A: It may be that, as I read recently, there really is only one story: Things are not as they seem. As for favorite ready-made plots, I honestly do not have one I favor over any other in the sense of plot mechanics or story movement. I am much more drawn to themes, which grow out of characterization. One of my personal maxims is that what happens in a story can never be more engaging than the people it happens to. Without characters who elicit emotion, a story is artless. It becomes a scholastic exercise. A writer will know this when her or his work is greeted with this soul-shriveling comment: ‘Your story was really clever.’ That indicates a tale that is a literary mousetrap, a ba-da-bum of words leading (rather than inviting) the reader toward a prefab conclusion. The reader has to care. I vastly prefer sympathetic characters to tell my stories, though some successful writers manage with sets of players who elicit no empathy whatsoever. (I don’t care for this sort of work.)

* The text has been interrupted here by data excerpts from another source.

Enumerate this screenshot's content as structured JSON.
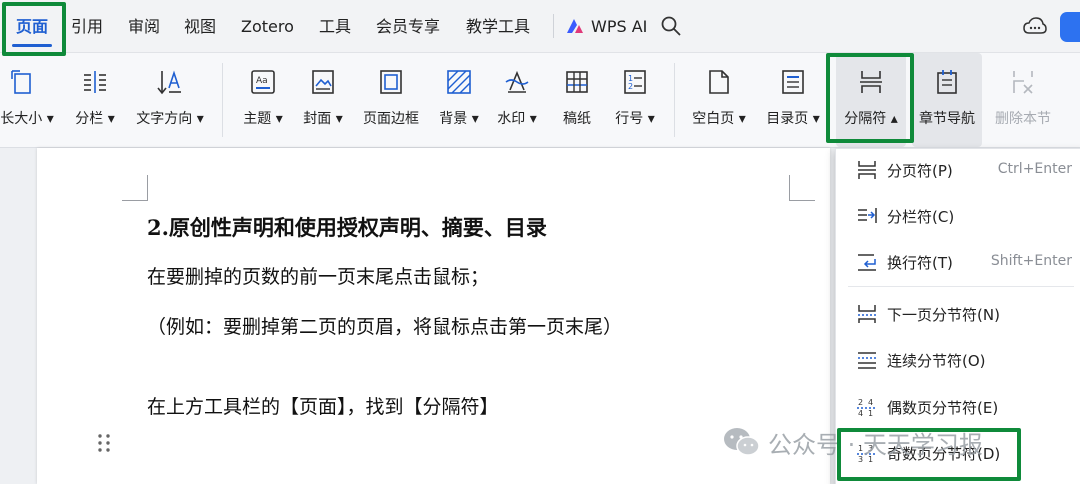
{
  "menubar": {
    "items": [
      "页面",
      "引用",
      "审阅",
      "视图",
      "Zotero",
      "工具",
      "会员专享",
      "教学工具"
    ],
    "ai_label": "WPS AI"
  },
  "ribbon": {
    "items": [
      {
        "label": "长大小",
        "icon": "page-size-icon",
        "dropdown": true
      },
      {
        "label": "分栏",
        "icon": "columns-icon",
        "dropdown": true
      },
      {
        "label": "文字方向",
        "icon": "text-direction-icon",
        "dropdown": true
      },
      {
        "label": "主题",
        "icon": "theme-icon",
        "dropdown": true
      },
      {
        "label": "封面",
        "icon": "cover-icon",
        "dropdown": true
      },
      {
        "label": "页面边框",
        "icon": "page-border-icon",
        "dropdown": false
      },
      {
        "label": "背景",
        "icon": "background-icon",
        "dropdown": true
      },
      {
        "label": "水印",
        "icon": "watermark-icon",
        "dropdown": true
      },
      {
        "label": "稿纸",
        "icon": "manuscript-icon",
        "dropdown": false
      },
      {
        "label": "行号",
        "icon": "line-number-icon",
        "dropdown": true
      },
      {
        "label": "空白页",
        "icon": "blank-page-icon",
        "dropdown": true
      },
      {
        "label": "目录页",
        "icon": "toc-page-icon",
        "dropdown": true
      },
      {
        "label": "分隔符",
        "icon": "break-icon",
        "dropdown": true,
        "expanded": true
      },
      {
        "label": "章节导航",
        "icon": "section-nav-icon",
        "dropdown": false
      },
      {
        "label": "删除本节",
        "icon": "delete-section-icon",
        "dropdown": false,
        "disabled": true
      }
    ]
  },
  "document": {
    "heading": "2.原创性声明和使用授权声明、摘要、目录",
    "lines": [
      "在要删掉的页数的前一页末尾点击鼠标；",
      "（例如：要删掉第二页的页眉，将鼠标点击第一页末尾）",
      "在上方工具栏的【页面】，找到【分隔符】"
    ]
  },
  "dropdown": {
    "items": [
      {
        "label": "分页符(P)",
        "shortcut": "Ctrl+Enter",
        "icon": "page-break-icon"
      },
      {
        "label": "分栏符(C)",
        "shortcut": "",
        "icon": "column-break-icon"
      },
      {
        "label": "换行符(T)",
        "shortcut": "Shift+Enter",
        "icon": "line-break-icon"
      },
      {
        "label": "下一页分节符(N)",
        "shortcut": "",
        "icon": "next-page-section-break-icon"
      },
      {
        "label": "连续分节符(O)",
        "shortcut": "",
        "icon": "continuous-section-break-icon"
      },
      {
        "label": "偶数页分节符(E)",
        "shortcut": "",
        "icon": "even-page-section-break-icon"
      },
      {
        "label": "奇数页分节符(D)",
        "shortcut": "",
        "icon": "odd-page-section-break-icon"
      }
    ]
  },
  "watermark": {
    "text": "公众号 · 天天学习报"
  },
  "colors": {
    "accent": "#1f5fd1",
    "highlight_frame": "#0f8a3a",
    "disabled_text": "#a7abb2"
  }
}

As far as themes, my favorite is probably personal redemption. A Christmas Carol wasn’t about three ghosts hounding an old man; it was about a miser’s spiritual reclamation. I also like, in this mode of personal redemption, to tell the big story through a small lens. I often put relatively insignificant characters (as far as their place in my imagined society or future) in the foreground and have them fight their little battles, while commenting on something much bigger–i.e., a character resists some oppressive aspect of a futuristic society, making the struggle immediate and desperate, rather than broad and epic. In my stories an evil empire might crumble, but you’ll find out about it through a guy trying to put together the money to cover next month’s rent.